The history of the Seminoles is as unique and as complex as the diverse groups that integrated to form the tribe itself. The Seminoles derive predominantly from Eastern Muskogean linguistic stock - groups of many small tribes that lived spread across what is now the southeastern United States up to fourteen thousand years before the coming of the Europeans in the 16th century. These tribes - Timucua, Apalachee, Ais, Tekesta, Calusa and Yamasis, just to name a few - lived in permanent settlements along the coastal plains of what is now Georgia, Alabama, and northwestern Florida and survived primarily by growing corn, beans and squash and fishing or hunting for most of their food. They also maintained complex trade routes that reached as far as the Great Lakes and modern-day Texas.
Many factors contributed to the decimation and migration of the aboriginal population that would eventually become known as the Seminole. As early as 1520, many Southeastern Indians were being entered into the European slave trade. Diseases such as smallpox, measles, influenza, and even the common cold destroyed populations. Wars with Spain and their other Native allies contributed to the near extinction and movement of many early tribes of Florida.
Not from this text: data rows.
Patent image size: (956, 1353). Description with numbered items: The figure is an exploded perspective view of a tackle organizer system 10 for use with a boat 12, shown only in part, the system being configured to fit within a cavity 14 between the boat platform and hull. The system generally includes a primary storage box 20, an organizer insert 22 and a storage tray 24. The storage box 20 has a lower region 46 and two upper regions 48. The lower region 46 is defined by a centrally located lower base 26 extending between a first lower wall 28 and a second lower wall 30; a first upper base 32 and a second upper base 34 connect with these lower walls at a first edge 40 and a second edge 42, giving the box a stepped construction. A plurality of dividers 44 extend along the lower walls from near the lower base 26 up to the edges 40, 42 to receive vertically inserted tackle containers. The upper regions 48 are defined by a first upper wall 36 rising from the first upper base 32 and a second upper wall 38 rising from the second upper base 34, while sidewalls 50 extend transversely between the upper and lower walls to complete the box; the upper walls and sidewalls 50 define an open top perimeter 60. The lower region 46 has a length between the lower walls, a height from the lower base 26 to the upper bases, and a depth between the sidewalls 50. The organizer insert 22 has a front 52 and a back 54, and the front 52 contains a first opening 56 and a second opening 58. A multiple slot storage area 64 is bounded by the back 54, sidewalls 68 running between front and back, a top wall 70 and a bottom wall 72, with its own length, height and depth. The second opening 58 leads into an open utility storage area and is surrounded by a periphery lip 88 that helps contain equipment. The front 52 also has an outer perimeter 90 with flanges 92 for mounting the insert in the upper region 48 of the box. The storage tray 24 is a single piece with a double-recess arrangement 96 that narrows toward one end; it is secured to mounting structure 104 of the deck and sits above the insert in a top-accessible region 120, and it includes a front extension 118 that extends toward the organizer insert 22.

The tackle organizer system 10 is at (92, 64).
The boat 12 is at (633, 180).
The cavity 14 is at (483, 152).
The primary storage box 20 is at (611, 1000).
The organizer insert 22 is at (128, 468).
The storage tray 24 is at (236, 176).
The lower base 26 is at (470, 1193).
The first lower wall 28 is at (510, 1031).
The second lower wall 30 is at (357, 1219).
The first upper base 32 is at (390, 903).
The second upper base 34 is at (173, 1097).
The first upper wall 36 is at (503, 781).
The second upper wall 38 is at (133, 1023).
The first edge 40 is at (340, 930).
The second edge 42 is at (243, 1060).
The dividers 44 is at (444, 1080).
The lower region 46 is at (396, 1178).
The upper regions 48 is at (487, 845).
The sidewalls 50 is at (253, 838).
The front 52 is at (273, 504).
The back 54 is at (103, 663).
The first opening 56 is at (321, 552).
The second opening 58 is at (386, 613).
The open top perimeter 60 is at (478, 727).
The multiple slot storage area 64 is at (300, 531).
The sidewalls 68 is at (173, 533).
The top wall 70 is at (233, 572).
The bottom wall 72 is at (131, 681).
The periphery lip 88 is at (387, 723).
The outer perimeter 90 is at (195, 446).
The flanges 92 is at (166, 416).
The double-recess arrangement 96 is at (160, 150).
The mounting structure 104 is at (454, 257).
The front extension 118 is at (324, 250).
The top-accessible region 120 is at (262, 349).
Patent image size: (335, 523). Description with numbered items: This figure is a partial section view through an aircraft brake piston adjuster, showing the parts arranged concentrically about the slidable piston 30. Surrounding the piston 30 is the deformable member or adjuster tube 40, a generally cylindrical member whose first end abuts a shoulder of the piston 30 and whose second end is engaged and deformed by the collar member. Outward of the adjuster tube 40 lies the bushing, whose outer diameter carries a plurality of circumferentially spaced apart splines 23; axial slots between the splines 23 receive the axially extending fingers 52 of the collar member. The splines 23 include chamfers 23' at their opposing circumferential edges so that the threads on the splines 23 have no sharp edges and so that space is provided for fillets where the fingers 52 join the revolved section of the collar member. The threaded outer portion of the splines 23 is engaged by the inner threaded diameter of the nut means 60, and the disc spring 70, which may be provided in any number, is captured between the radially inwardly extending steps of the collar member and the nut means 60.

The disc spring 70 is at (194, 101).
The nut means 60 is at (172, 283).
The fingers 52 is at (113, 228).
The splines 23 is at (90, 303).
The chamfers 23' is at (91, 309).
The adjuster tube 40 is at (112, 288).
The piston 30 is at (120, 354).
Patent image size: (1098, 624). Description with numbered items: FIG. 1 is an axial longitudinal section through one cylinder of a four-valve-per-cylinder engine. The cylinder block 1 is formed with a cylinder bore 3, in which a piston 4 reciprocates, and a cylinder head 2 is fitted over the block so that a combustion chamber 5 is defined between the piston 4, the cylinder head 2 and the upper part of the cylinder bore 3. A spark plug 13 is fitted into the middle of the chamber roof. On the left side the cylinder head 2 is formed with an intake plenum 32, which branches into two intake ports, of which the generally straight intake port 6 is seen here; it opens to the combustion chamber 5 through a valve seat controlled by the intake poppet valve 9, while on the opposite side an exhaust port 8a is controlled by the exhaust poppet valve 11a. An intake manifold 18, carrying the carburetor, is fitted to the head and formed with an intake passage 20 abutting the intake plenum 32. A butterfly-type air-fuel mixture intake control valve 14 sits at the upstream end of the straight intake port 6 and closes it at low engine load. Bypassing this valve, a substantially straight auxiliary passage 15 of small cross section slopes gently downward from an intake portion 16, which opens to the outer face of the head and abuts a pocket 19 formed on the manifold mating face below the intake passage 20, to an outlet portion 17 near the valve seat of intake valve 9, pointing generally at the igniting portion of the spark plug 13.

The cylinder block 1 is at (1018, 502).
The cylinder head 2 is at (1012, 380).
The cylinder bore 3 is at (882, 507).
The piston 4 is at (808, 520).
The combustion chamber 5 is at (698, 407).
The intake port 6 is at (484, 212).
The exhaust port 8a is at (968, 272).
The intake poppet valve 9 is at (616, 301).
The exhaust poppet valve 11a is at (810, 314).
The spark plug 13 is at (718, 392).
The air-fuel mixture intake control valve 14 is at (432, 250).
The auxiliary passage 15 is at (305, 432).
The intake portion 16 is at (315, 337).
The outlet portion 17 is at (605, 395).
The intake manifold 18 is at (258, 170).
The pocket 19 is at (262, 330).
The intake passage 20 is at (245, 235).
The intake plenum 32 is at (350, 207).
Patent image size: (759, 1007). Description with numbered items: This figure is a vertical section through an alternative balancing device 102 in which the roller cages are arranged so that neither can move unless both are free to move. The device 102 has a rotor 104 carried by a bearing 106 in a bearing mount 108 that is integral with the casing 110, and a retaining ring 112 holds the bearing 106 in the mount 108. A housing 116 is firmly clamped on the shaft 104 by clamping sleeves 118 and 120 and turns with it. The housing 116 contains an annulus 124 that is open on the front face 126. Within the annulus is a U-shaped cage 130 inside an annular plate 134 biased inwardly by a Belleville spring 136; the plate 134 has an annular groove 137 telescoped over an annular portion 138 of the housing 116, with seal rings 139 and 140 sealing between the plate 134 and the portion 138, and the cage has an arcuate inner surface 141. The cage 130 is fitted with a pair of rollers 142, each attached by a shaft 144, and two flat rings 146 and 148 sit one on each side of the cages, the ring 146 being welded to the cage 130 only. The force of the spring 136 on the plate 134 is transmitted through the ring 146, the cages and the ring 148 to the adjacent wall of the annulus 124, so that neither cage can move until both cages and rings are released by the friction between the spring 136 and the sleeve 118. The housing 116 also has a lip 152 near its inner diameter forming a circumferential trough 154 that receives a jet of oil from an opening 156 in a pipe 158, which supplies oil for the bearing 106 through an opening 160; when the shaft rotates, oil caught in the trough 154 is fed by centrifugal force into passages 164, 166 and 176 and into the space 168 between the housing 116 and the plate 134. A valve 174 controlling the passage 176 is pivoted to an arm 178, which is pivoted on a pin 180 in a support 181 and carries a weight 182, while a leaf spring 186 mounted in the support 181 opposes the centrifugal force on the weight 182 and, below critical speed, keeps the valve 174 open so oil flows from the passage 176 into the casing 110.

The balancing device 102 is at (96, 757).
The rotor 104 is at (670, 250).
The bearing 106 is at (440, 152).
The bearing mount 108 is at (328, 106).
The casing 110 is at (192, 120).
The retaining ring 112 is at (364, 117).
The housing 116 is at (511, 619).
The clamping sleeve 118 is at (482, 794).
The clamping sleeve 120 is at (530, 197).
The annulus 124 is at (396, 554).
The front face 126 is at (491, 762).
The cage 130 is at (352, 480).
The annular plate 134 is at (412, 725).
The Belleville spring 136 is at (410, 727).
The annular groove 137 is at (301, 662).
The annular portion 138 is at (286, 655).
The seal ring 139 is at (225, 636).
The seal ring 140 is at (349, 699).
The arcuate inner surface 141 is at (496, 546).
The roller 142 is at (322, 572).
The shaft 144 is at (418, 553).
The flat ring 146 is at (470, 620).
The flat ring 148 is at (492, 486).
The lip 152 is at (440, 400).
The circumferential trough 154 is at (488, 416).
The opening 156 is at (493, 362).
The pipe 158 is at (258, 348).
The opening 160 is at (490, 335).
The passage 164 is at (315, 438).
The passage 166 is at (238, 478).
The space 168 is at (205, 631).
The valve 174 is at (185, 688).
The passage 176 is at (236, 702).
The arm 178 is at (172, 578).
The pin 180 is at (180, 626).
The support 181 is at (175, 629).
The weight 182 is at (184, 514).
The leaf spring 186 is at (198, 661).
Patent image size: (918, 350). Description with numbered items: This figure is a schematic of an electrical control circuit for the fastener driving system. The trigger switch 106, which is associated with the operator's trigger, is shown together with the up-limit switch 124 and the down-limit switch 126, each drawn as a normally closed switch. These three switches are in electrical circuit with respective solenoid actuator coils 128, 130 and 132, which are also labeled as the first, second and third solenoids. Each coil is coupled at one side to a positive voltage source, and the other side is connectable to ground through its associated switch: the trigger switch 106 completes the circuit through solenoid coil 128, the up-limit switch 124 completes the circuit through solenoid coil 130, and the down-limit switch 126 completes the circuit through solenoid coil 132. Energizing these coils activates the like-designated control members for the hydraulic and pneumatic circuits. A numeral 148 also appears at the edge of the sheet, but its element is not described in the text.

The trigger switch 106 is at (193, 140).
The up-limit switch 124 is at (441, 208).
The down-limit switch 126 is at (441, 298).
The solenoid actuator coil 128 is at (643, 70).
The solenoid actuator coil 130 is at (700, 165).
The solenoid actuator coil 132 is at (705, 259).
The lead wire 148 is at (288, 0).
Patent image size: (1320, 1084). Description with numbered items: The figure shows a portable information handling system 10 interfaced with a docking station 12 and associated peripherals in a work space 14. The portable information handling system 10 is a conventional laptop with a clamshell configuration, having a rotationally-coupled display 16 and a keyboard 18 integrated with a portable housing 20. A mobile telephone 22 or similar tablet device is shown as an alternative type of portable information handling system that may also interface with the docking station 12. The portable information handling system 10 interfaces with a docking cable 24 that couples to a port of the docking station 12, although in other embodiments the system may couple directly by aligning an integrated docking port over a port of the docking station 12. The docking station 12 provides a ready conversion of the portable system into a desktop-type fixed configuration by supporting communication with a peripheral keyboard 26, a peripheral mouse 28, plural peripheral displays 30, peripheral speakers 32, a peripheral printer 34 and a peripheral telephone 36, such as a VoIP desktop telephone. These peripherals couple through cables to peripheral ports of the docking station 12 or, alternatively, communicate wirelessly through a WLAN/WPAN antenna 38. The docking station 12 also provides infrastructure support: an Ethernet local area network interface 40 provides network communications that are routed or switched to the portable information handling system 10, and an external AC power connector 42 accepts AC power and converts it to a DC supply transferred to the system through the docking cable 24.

Colonization pressures from the Europeans and later, the Americans, forced the surviving members of these groups to migrate into the Florida panhandle and form new tribal communities.
A number of these tribes referred to themselves as “siminoli,” a derivation of the Spanish word “cimarron”, meaning “separatists” or “broken off.” English-speakers initially referred to this group as “Florida Indians” – even entering into a treaty with the “Florida Tribe of Indians” in the mid-18th Century. The term “Seminole,” an Anglican corruption of the word “seminoli,” began its use in the American lexicon in the late 1700’s. It was applied generically to all of the Native survivors living in the north Florida savannas, which by this time also included groups of migrant Yuchi, Miccosukee and Mascogee (Creek).